Why are there some discoverers, pioneers, adventurers, artists who are tragically heroic? Who do amazing things and are not recognised in their lifetimes? Vincent Van Gogh is one, of course, though there is also a mythology that has grown up around him and his work. Alfred Wegener’s theory of continental drift was ridiculed as preposterous when he first pronounced it and he is often characterised as someone who was ‘before his time’, though this is a somewhat simplistic explanation. Although his theory was literally earth-shifting and took some getting used to, he was also hampered by writing as a German after WWI, and just when US scientists were thinking themselves as having taken over the reins of scientific research from Europe.

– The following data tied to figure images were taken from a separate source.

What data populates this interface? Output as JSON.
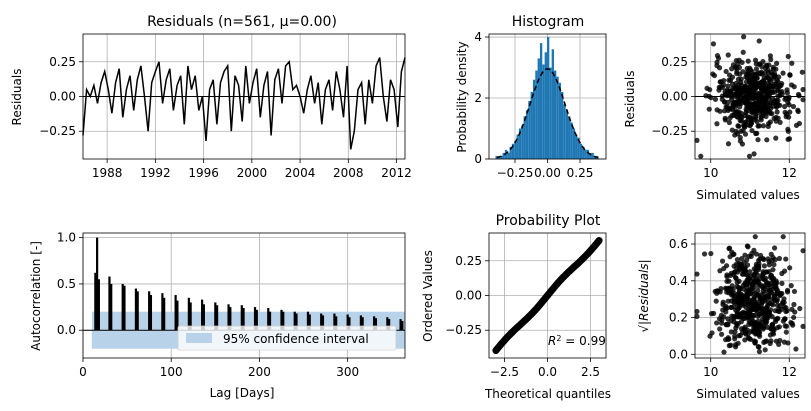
{
  "chart_data": [
    {
      "id": "residuals",
      "type": "line",
      "title": "Residuals (n=561, μ=0.00)",
      "xlabel": "",
      "ylabel": "Residuals",
      "xlim": [
        1986.0,
        2012.7
      ],
      "ylim": [
        -0.45,
        0.45
      ],
      "xticks": [
        1988,
        1992,
        1996,
        2000,
        2004,
        2008,
        2012
      ],
      "yticks": [
        -0.25,
        0.0,
        0.25
      ],
      "ytick_labels": [
        "−0.25",
        "0.00",
        "0.25"
      ],
      "grid": true,
      "zero_line": 0.0,
      "series": [
        {
          "x": [
            1986.0,
            1986.3,
            1986.6,
            1986.9,
            1987.2,
            1987.5,
            1987.8,
            1988.1,
            1988.4,
            1988.7,
            1989.0,
            1989.3,
            1989.6,
            1989.9,
            1990.2,
            1990.5,
            1990.8,
            1991.1,
            1991.4,
            1991.7,
            1992.0,
            1992.3,
            1992.6,
            1992.9,
            1993.2,
            1993.5,
            1993.8,
            1994.1,
            1994.4,
            1994.7,
            1995.0,
            1995.3,
            1995.6,
            1995.9,
            1996.2,
            1996.5,
            1996.8,
            1997.1,
            1997.4,
            1997.7,
            1998.0,
            1998.3,
            1998.6,
            1998.9,
            1999.2,
            1999.5,
            1999.8,
            2000.1,
            2000.4,
            2000.7,
            2001.0,
            2001.3,
            2001.6,
            2001.9,
            2002.2,
            2002.5,
            2002.8,
            2003.1,
            2003.4,
            2003.7,
            2004.0,
            2004.3,
            2004.6,
            2004.9,
            2005.2,
            2005.5,
            2005.8,
            2006.1,
            2006.4,
            2006.7,
            2007.0,
            2007.3,
            2007.6,
            2007.9,
            2008.2,
            2008.5,
            2008.8,
            2009.1,
            2009.4,
            2009.7,
            2010.0,
            2010.3,
            2010.6,
            2010.9,
            2011.2,
            2011.5,
            2011.8,
            2012.1,
            2012.4,
            2012.7
          ],
          "y": [
            -0.28,
            0.05,
            0.0,
            0.08,
            -0.05,
            0.1,
            0.18,
            0.05,
            -0.12,
            0.1,
            0.2,
            -0.15,
            0.05,
            0.15,
            -0.1,
            0.12,
            0.22,
            0.0,
            -0.25,
            0.1,
            0.18,
            0.25,
            -0.05,
            0.12,
            0.2,
            -0.1,
            0.08,
            0.15,
            -0.2,
            0.22,
            0.05,
            0.15,
            -0.1,
            0.0,
            -0.32,
            0.05,
            0.12,
            -0.2,
            0.1,
            0.18,
            0.22,
            -0.25,
            0.15,
            0.08,
            -0.18,
            0.22,
            -0.05,
            0.1,
            0.2,
            -0.15,
            0.08,
            0.18,
            -0.28,
            0.12,
            0.2,
            -0.05,
            0.22,
            0.25,
            0.05,
            0.08,
            0.0,
            -0.12,
            0.05,
            0.15,
            -0.05,
            0.1,
            -0.2,
            0.05,
            0.12,
            -0.1,
            0.18,
            0.05,
            -0.15,
            0.22,
            -0.38,
            -0.25,
            0.05,
            0.1,
            -0.2,
            0.12,
            -0.05,
            0.22,
            0.28,
            0.0,
            -0.18,
            0.12,
            0.05,
            -0.22,
            0.18,
            0.28
          ]
        }
      ]
    },
    {
      "id": "histogram",
      "type": "bar",
      "title": "Histogram",
      "xlabel": "",
      "ylabel": "Probability density",
      "xlim": [
        -0.45,
        0.45
      ],
      "ylim": [
        0,
        4.1
      ],
      "xticks": [
        -0.25,
        0.0,
        0.25
      ],
      "xtick_labels": [
        "−0.25",
        "0.00",
        "0.25"
      ],
      "yticks": [
        0,
        2,
        4
      ],
      "grid": true,
      "bin_width": 0.018,
      "bins_start": -0.4,
      "values": [
        0.1,
        0.1,
        0.1,
        0.2,
        0.3,
        0.2,
        0.4,
        0.5,
        0.6,
        0.8,
        1.0,
        1.1,
        1.4,
        1.6,
        1.9,
        2.2,
        2.6,
        2.9,
        3.3,
        3.8,
        3.1,
        3.5,
        4.0,
        3.0,
        3.6,
        2.9,
        2.7,
        2.5,
        2.2,
        1.8,
        1.6,
        1.4,
        1.2,
        1.0,
        0.8,
        0.7,
        0.5,
        0.4,
        0.3,
        0.3,
        0.2,
        0.2,
        0.1,
        0.1
      ],
      "fit_curve": {
        "mean": 0.0,
        "std": 0.135,
        "style": "dashed"
      }
    },
    {
      "id": "scatter_residuals",
      "type": "scatter",
      "title": "",
      "xlabel": "Simulated values",
      "ylabel": "Residuals",
      "xlim": [
        9.6,
        12.4
      ],
      "ylim": [
        -0.45,
        0.45
      ],
      "xticks": [
        10,
        12
      ],
      "yticks": [
        -0.25,
        0.0,
        0.25
      ],
      "ytick_labels": [
        "−0.25",
        "0.00",
        "0.25"
      ],
      "grid": true,
      "zero_line": 0.0,
      "points": {
        "n": 561,
        "x_mean": 11.1,
        "x_std": 0.5,
        "y_mean": 0.0,
        "y_std": 0.13,
        "seed": 7
      }
    },
    {
      "id": "autocorrelation",
      "type": "bar",
      "title": "",
      "xlabel": "Lag [Days]",
      "ylabel": "Autocorrelation [-]",
      "xlim": [
        0,
        365
      ],
      "ylim": [
        -0.3,
        1.05
      ],
      "xticks": [
        0,
        100,
        200,
        300
      ],
      "yticks": [
        0.0,
        0.5,
        1.0
      ],
      "ytick_labels": [
        "0.0",
        "0.5",
        "1.0"
      ],
      "grid": true,
      "zero_line": 0.0,
      "lags": [
        14,
        16,
        18,
        30,
        32,
        45,
        47,
        60,
        62,
        75,
        77,
        90,
        92,
        105,
        107,
        120,
        122,
        135,
        137,
        150,
        152,
        165,
        167,
        180,
        182,
        195,
        197,
        210,
        212,
        225,
        227,
        240,
        242,
        255,
        257,
        270,
        272,
        285,
        287,
        300,
        302,
        315,
        317,
        330,
        332,
        345,
        347,
        360,
        362
      ],
      "values": [
        0.62,
        1.0,
        0.55,
        0.58,
        0.5,
        0.5,
        0.48,
        0.45,
        0.42,
        0.42,
        0.38,
        0.4,
        0.35,
        0.38,
        0.32,
        0.35,
        0.3,
        0.33,
        0.28,
        0.3,
        0.27,
        0.28,
        0.25,
        0.27,
        0.24,
        0.25,
        0.22,
        0.24,
        0.2,
        0.22,
        0.2,
        0.2,
        0.18,
        0.2,
        0.17,
        0.18,
        0.16,
        0.18,
        0.15,
        0.17,
        0.14,
        0.16,
        0.14,
        0.15,
        0.13,
        0.14,
        0.12,
        0.12,
        0.1
      ],
      "confidence_interval": {
        "lower": -0.2,
        "upper": 0.2
      },
      "legend": {
        "entries": [
          "95% confidence interval"
        ],
        "placement": "lower-right"
      }
    },
    {
      "id": "probability_plot",
      "type": "scatter",
      "title": "Probability Plot",
      "xlabel": "Theoretical quantiles",
      "ylabel": "Ordered Values",
      "xlim": [
        -3.4,
        3.4
      ],
      "ylim": [
        -0.45,
        0.45
      ],
      "xticks": [
        -2.5,
        0.0,
        2.5
      ],
      "xtick_labels": [
        "−2.5",
        "0.0",
        "2.5"
      ],
      "yticks": [
        -0.25,
        0.0,
        0.25
      ],
      "ytick_labels": [
        "−0.25",
        "0.00",
        "0.25"
      ],
      "grid": true,
      "slope": 0.133,
      "intercept": 0.0,
      "annotation": {
        "prefix": "R",
        "sup": "2",
        "suffix": " = 0.99"
      }
    },
    {
      "id": "scatter_sqrt",
      "type": "scatter",
      "title": "",
      "xlabel": "Simulated values",
      "ylabel": "√|Residuals|",
      "xlim": [
        9.6,
        12.4
      ],
      "ylim": [
        -0.02,
        0.66
      ],
      "xticks": [
        10,
        12
      ],
      "yticks": [
        0.0,
        0.2,
        0.4,
        0.6
      ],
      "ytick_labels": [
        "0.0",
        "0.2",
        "0.4",
        "0.6"
      ],
      "grid": true,
      "points": {
        "n": 561,
        "x_mean": 11.1,
        "x_std": 0.5,
        "seed": 11
      }
    }
  ]
}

Wegener’s story is outlined in one of the four sections of James Lawrence Powell’s new Four Revolutions in the Earth Sciences. (His story is also told in various other publications including the latest from Martin Rudwick, Earth’s Deep History.) The other ‘revolutions’ that Powell suggests were first ridiculed and then accepted are the dating of rocks and the Earth, the origin and composition of the moon and climate change (the last one making the book more than simply a work of history). But for me it is Wegener’s story that is the most intriguing, partly because of the lack of recognition he received for his pioneering work. (He died in 1930 on a research trip to Greenland.) Wegener himself was modest about his grand claims, but it was the fact that he was a meteorologist as well as a geologist that helped him develop his theory, highlighting the importance of cross-disciplinary study. He realised that the evidence in the rocks for vast climactic changes in continents could be explained if the continents had travelled from where they are now. The earth has experienced times of relative cold and warmth, but that did not adequately explain tropical plant fossils in Antarctica or glacial evidence in India. Eventually, Wegener’s theory was championed by others, while Americans continued to resist, and evidence, such as the unmistakable stretch-marks across the mid-Atlantic ridge, proved him right. But long after he had exited the scene.